The Fall and Rise of China’s Maritime Commerce

The Great Depression of the 1930s along with Japanese aggression against China and the Western colonies in Southeast Asia put a severe strain on the trading networks in the region. Exports of conventional commodities declined sharply during the Great Depression, when demand fell in Asia, Europe, and the Americas. Chinese emigration, formerly a mainstay of steam traffic in the South China Sea and also between North China and southern Manchuria, went into decline. After the Japanese occupation of Manchuria in 1931, the activities of Japanese shipping companies became ever more imperialistic. The formation of a Japanese-dominated trading sphere known as the “yen bloc” was a bid for autarky and protected export markets. In the early 1940s, the Japanese restructured large segments of long-distance trade according to the needs of their war economy. The Pacific War itself was caused in part by economic factors, such as the United States’ petroleum embargo against Japan, put in place in July 1941, which made it clear to the Japanese that a self-sufficient empire unaffected by the world market was an impossibility.

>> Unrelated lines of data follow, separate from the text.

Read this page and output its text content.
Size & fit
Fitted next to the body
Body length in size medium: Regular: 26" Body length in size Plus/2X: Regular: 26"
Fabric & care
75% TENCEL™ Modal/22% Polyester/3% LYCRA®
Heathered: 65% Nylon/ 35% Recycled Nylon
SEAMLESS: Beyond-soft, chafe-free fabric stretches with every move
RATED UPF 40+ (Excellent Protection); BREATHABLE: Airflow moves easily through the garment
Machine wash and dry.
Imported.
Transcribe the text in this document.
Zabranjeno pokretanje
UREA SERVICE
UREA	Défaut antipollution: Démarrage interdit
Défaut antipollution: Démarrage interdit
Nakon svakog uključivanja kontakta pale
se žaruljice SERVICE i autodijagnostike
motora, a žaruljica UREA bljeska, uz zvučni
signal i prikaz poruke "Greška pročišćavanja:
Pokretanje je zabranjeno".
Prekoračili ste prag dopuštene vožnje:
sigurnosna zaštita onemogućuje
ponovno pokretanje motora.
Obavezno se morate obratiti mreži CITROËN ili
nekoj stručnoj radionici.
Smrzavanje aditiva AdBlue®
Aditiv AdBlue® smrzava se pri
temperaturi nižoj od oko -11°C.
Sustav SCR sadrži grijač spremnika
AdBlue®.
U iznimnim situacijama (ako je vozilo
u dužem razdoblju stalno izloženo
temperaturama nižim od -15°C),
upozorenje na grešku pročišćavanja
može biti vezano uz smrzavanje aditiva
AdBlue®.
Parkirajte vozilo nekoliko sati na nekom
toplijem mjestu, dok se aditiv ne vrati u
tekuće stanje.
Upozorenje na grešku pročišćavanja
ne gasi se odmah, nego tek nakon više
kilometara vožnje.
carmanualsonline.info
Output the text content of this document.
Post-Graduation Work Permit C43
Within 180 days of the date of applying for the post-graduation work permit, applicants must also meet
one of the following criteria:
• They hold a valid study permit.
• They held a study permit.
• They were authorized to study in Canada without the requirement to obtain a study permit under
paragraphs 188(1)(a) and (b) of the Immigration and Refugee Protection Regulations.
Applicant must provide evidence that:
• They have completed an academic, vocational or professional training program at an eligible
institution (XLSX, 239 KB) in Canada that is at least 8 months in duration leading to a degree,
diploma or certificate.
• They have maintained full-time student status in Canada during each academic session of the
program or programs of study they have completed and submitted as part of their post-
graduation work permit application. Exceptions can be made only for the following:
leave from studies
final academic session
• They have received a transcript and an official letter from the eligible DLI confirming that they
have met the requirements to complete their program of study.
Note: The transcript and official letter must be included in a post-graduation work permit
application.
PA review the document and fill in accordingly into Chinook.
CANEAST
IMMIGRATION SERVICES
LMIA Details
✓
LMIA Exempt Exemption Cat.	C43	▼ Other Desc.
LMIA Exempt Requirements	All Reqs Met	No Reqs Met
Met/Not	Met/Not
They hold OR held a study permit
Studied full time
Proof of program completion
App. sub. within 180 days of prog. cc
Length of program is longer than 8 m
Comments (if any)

The collapse of the Japanese Empire in 1945, the Chinese revolution of 1949, and the disappearance of European colonial rule in Southeast Asia after the end of World War II ruled out a return to prewar patterns of maritime commerce. Only Hong Kong survived as a first-rate emporium, now with a considerable industry of its own. A large part of the People’s Republic of China’s trade with Southeast Asia and Europe was channeled through Hong Kong. At the same time, the Communist government in China began the longterm process of reestablishing China’s lost military sea power and mercantile presence in the China Seas and on the world’s oceans. China’s stated intention of acquiring an aircraft carrier is a serious indication of its intent to become a major maritime and naval power capable of maintaining a presence and projecting that power well beyond China’s shore.

In respect to trade, the China Seas remain a very significant and geostrategic body of water. With the rise of China as a major exporter of manufactures to the world, the establishment of a free trade agreement between the Association of Southeast Asian Nations (ASEAN) and between China and ASEAN, the China Seas remain one of the world’s busiest sea lanes.